For a while the Almeida Theatre seems too small to contain her energy. Earlier this year, her extravagant gestures filled the Queen Elizabeth Hall to perfection, but here, at least at first, it feels as if she's over-acting - though perhaps it's the alarming proximity of those flashing Garboesque eyes. By the second half, which she devotes to Kurt Weill, either she is used to the space or we are used to her, for the Almeida seems purpose-built.

She sings in a sensual mixture of German and English, reserving her mother tongue for the most guttural passages, bouncing her ferociously rolled "r"s off the Almeida's walls. In "Sex Appeal" she stretches out the line "Oh God" for a knee-weakening eternity, her voice descending the scale until it is a Geiger-counter croak of unslaked desire. A collective tremor of pleasure oscillates round the theatre.

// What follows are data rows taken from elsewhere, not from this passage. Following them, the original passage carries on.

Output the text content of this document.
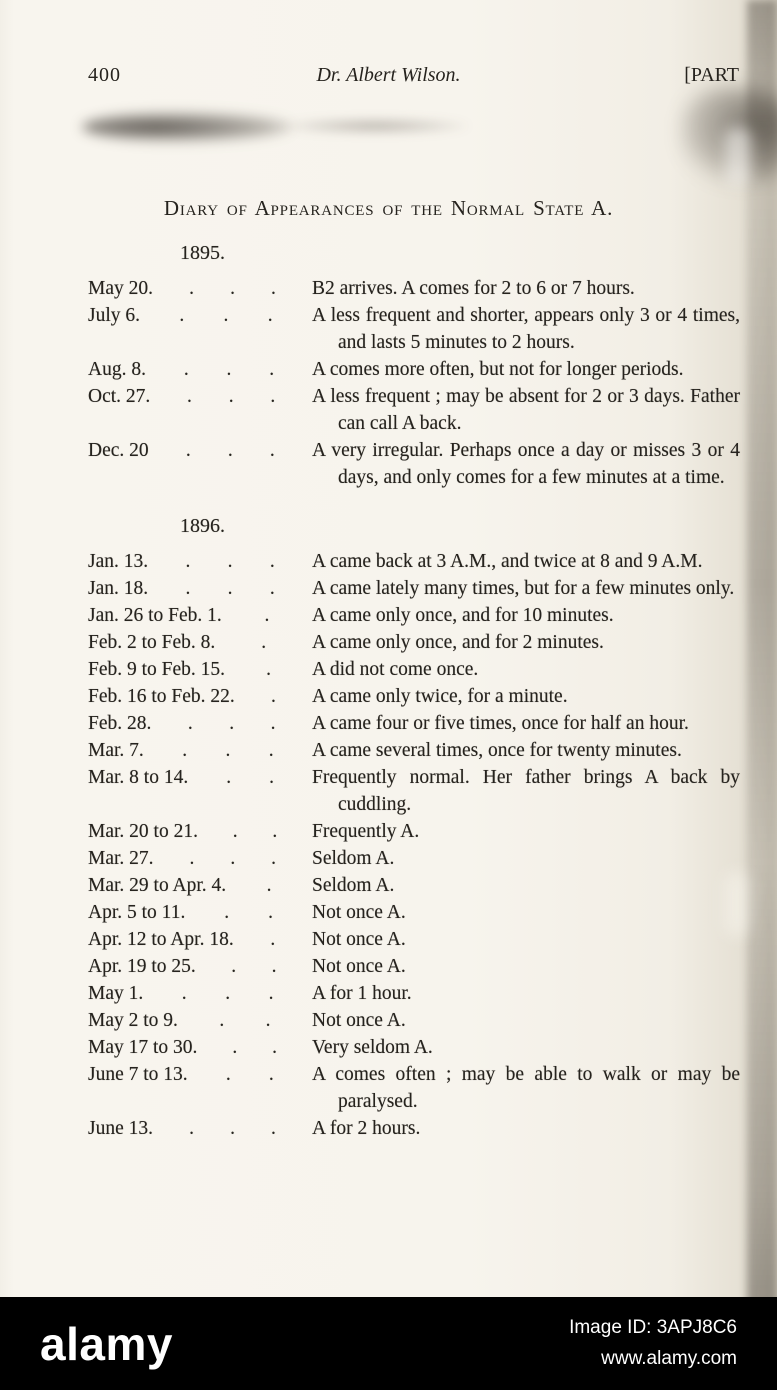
400	Dr. Albert Wilson.	[PART
Diary of Appearances of the Normal State A.
1895.
May 20. . . . B2 arrives. A comes for 2 to 6 or 7 hours.
July 6. . . . A less frequent and shorter, appears only 3 or 4 times, and lasts 5 minutes to 2 hours.
Aug. 8. . . . A comes more often, but not for longer periods.
Oct. 27. . . . A less frequent ; may be absent for 2 or 3 days. Father can call A back.
Dec. 20 . . . A very irregular. Perhaps once a day or misses 3 or 4 days, and only comes for a few minutes at a time.
1896.
Jan. 13. . . . A came back at 3 A.M., and twice at 8 and 9 A.M.
Jan. 18. . . . A came lately many times, but for a few minutes only.
Jan. 26 to Feb. 1. . A came only once, and for 10 minutes.
Feb. 2 to Feb. 8. . A came only once, and for 2 minutes.
Feb. 9 to Feb. 15. . A did not come once.
Feb. 16 to Feb. 22. . A came only twice, for a minute.
Feb. 28. . . . A came four or five times, once for half an hour.
Mar. 7. . . . A came several times, once for twenty minutes.
Mar. 8 to 14. . . Frequently normal. Her father brings A back by cuddling.
Mar. 20 to 21. . . Frequently A.
Mar. 27. . . . Seldom A.
Mar. 29 to Apr. 4. . Seldom A.
Apr. 5 to 11. . . Not once A.
Apr. 12 to Apr. 18. . Not once A.
Apr. 19 to 25. . . Not once A.
May 1. . . . A for 1 hour.
May 2 to 9. . . Not once A.
May 17 to 30. . . Very seldom A.
June 7 to 13. . . A comes often ; may be able to walk or may be paralysed.
June 13. . . . A for 2 hours.
alamy	Image ID: 3APJ8C6
www.alamy.com
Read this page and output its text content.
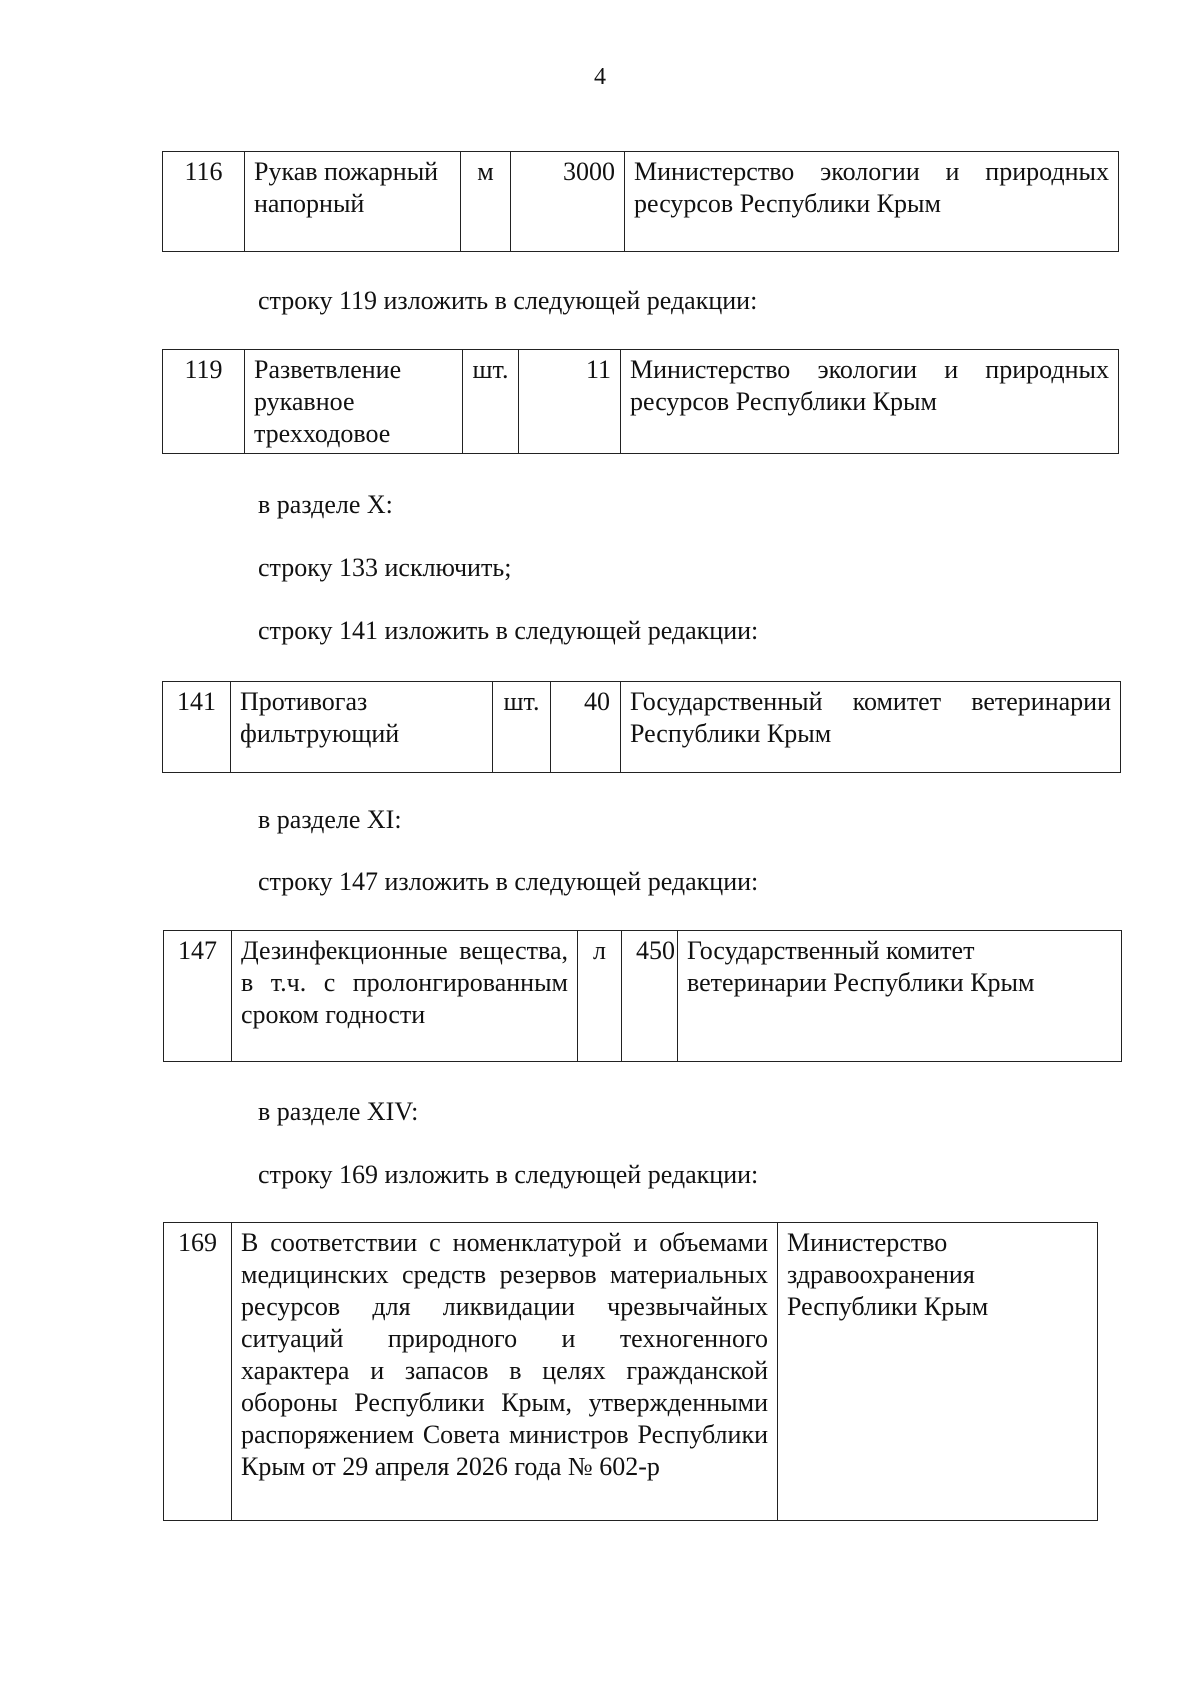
4
116	Рукав пожарный напорный	м	3000	Министерство экологии и природных ресурсов Республики Крым
строку 119 изложить в следующей редакции:
119	Разветвление рукавное трехходовое	шт.	11	Министерство экологии и природных ресурсов Республики Крым
в разделе X:
строку 133 исключить;
строку 141 изложить в следующей редакции:
141	Противогаз фильтрующий	шт.	40	Государственный комитет ветеринарии Республики Крым
в разделе XI:
строку 147 изложить в следующей редакции:
147	Дезинфекционные вещества, в т.ч. с пролонгированным сроком годности	л	450	Государственный комитет ветеринарии Республики Крым
в разделе XIV:
строку 169 изложить в следующей редакции:
169	В соответствии с номенклатурой и объемами медицинских средств резервов материальных ресурсов для ликвидации чрезвычайных ситуаций природного и техногенного характера и запасов в целях гражданской обороны Республики Крым, утвержденными распоряжением Совета министров Республики Крым от 29 апреля 2026 года № 602-р	Министерство здравоохранения Республики Крым
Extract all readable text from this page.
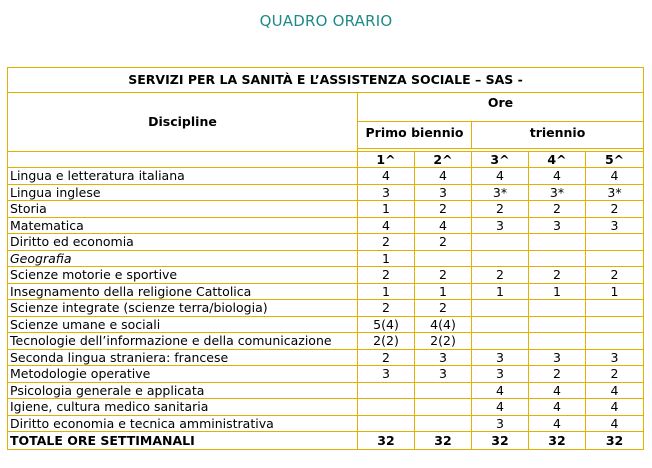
QUADRO ORARIO
SERVIZI PER LA SANITÀ E L’ASSISTENZA SOCIALE – SAS -					
Discipline	Ore				
	Primo biennio		triennio		

	1^	2^	3^	4^	5^
Lingua e letteratura italiana	4	4	4	4	4
Lingua inglese	3	3	3*	3*	3*
Storia	1	2	2	2	2
Matematica	4	4	3	3	3
Diritto ed economia	2	2			
Geografia	1				
Scienze motorie e sportive	2	2	2	2	2
Insegnamento della religione Cattolica	1	1	1	1	1
Scienze integrate (scienze terra/biologia)	2	2			
Scienze umane e sociali	5(4)	4(4)			
Tecnologie dell’informazione e della comunicazione	2(2)	2(2)			
Seconda lingua straniera: francese	2	3	3	3	3
Metodologie operative	3	3	3	2	2
Psicologia generale e applicata			4	4	4
Igiene, cultura medico sanitaria			4	4	4
Diritto economia e tecnica amministrativa			3	4	4
TOTALE ORE SETTIMANALI	32	32	32	32	32
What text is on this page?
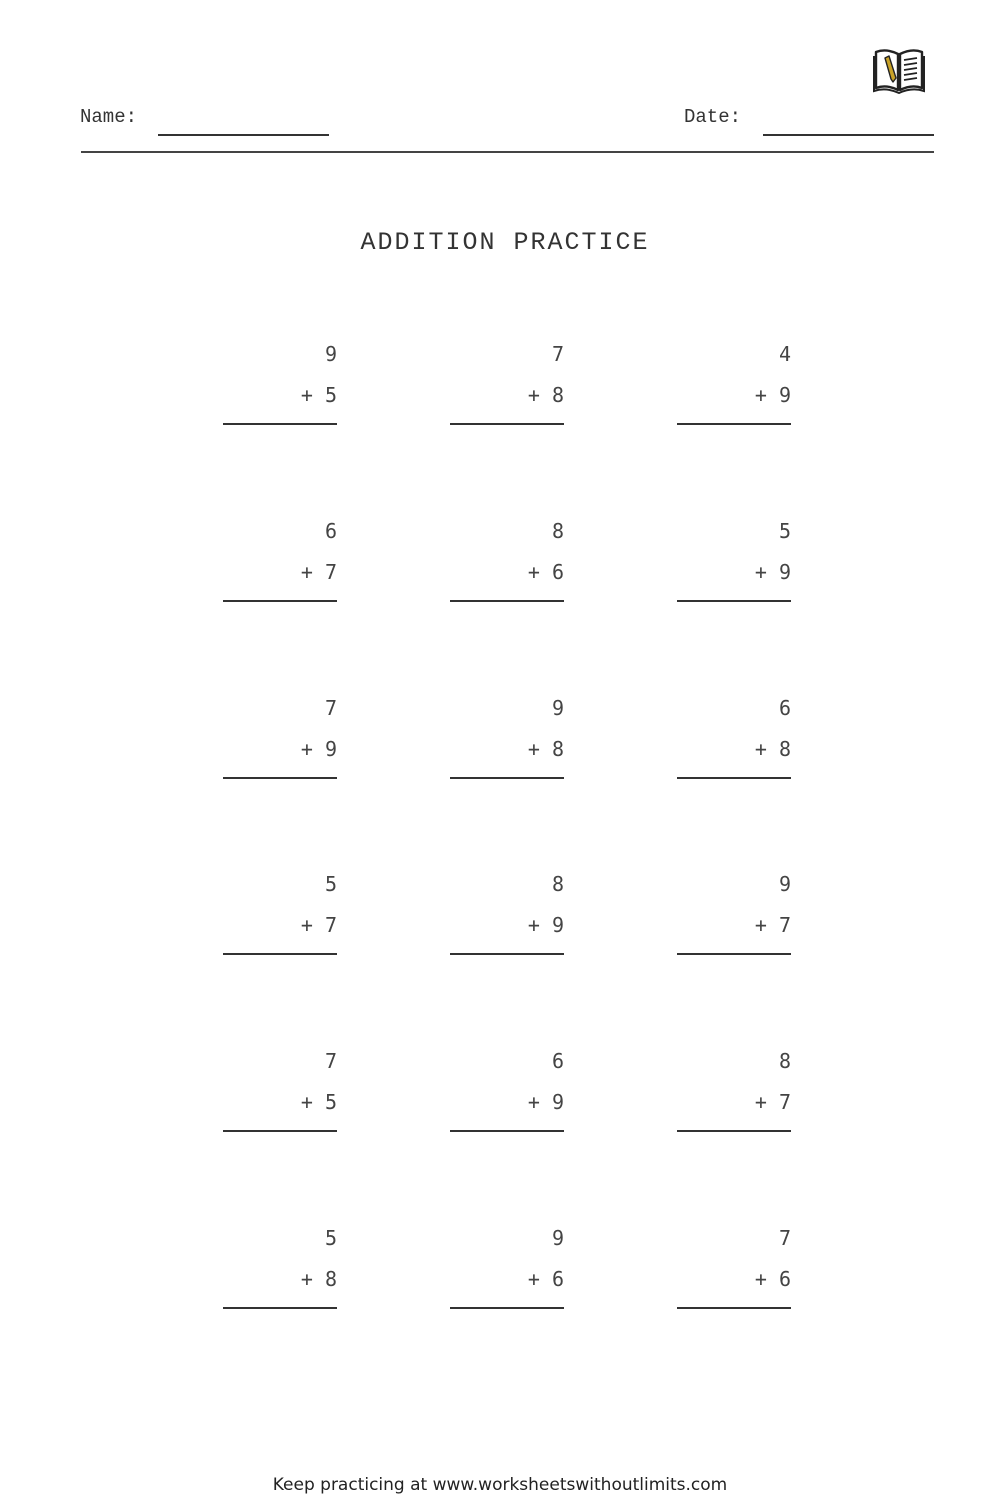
Name:	Date:
ADDITION PRACTICE
9
+ 5
7
+ 8
4
+ 9
6
+ 7
8
+ 6
5
+ 9
7
+ 9
9
+ 8
6
+ 8
5
+ 7
8
+ 9
9
+ 7
7
+ 5
6
+ 9
8
+ 7
5
+ 8
9
+ 6
7
+ 6
Keep practicing at www.worksheetswithoutlimits.com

It is sexual ambiguity that fires her most. In "Gesetzt den Fall" ["Oh Just Suppose"], a song about gay lovers, she is a predator on the prowl. When Vanessa in the second row was leaving for the theatre that night, she probably didn't expect to end up dancing cheek to cheek with a siren like Lemper, but she finds herself being led on to the stage. "Put your arms around me," Lemper tells her, and they twirl tenderly. "You're going to have to leave your husband," she says. "Send him home after the show and come to my dressing room."

Later, she turns Brecht and Weill's "Moon of Alabama" into the evening's centrepiece. "Oh show me the way to the next pretty boy," she sings, then murmurs, "I must have a pretty boy," taking a hapless chap by the hand. "Come on, pretty boy - on your knees," she says. Then she clasps his head to her bosom: "Let me be your mummy."

If it's not sex it's money. "Marx said everything belongs to the state - the state of Almeida, or the state of Lemper for tonight," she says when she comes to the lines in "Alabama" about the pursuit of the almighty dollar. Lemper frisks one man, relieves him of his wallet, puts his credit card down one cup of her bra, and shares out the rest of the contents. Another punter is accosted, and she stuffs pounds 20 down the other cup, redistributing the rest of his cash round the front row. "In the state of Almeida, anything is possible," she declares.

"These have all got mixed up," she says at the end of the show as she rustles in her bra. "It's hot down here - the magnetic strips probably won't work." And off she goes, leaving the booty on the piano for the victims to sort out. Willing victims they were too. We were all willing victims.

Almeida, N1 (0171 359 4404), until 24 Jun.